After a week of this, old Jeremiah began to make mistakes at drill and mistakes in his troop papers; a thing hitherto unknown. Finally Lieutenant Perkins, the troop commander, lost his patience at some bull the old sergeant made, and called him down roughly, in the presence of the troop.
"Look here, Sergeant Wilson, I won't have any more of this. I'll bust you higher than a kite. I don't care if you've had fifty years of service. If you are mooning about that worthless boy of yours, you had better get over it. It's a damn good riddance, and you know it as well as I do. You'll have to take a brace or something will drop."
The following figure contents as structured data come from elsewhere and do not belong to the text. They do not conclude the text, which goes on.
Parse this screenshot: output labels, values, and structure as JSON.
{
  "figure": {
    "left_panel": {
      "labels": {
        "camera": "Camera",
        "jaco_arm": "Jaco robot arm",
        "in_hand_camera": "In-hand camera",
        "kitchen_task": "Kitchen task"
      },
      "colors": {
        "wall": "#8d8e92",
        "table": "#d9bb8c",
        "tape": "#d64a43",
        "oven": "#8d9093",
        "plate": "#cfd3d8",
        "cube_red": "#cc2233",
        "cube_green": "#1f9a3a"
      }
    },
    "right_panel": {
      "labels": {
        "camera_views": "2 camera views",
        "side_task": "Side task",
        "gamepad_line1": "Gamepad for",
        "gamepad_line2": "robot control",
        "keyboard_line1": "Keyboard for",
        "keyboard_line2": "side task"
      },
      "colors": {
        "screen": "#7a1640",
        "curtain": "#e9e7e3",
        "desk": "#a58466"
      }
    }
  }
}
If Perkins had not been born several degrees north of Mason and Dixon's line he would have known better than that; as it was, he did not understand these negroes. He hadn't the faintest conception of how to handle these simple-hearted black men. He was not popular with them at any time, and this unheard-of piece of cruelty cut every tender-hearted trooper as deeply as if it had been aimed at him personally. This was the first break, and, as a consequence, something did drop, in a way that Perkins hardly expected.
The old sergeant made no reply to this reprimand, but simply stood at attention, though his black, weazened face worked and his lips trembled. It was the first time since he was a buck private that he had been spoken to in such a manner. For the first time, the yoke of discipline galled him. The bitterness of his inferiority and servitude was as wormwood within him. The harsh injustice of such treatment in this, his black hour, after years of faithful work, aroused in him a demon of resentment that made him long to strike back.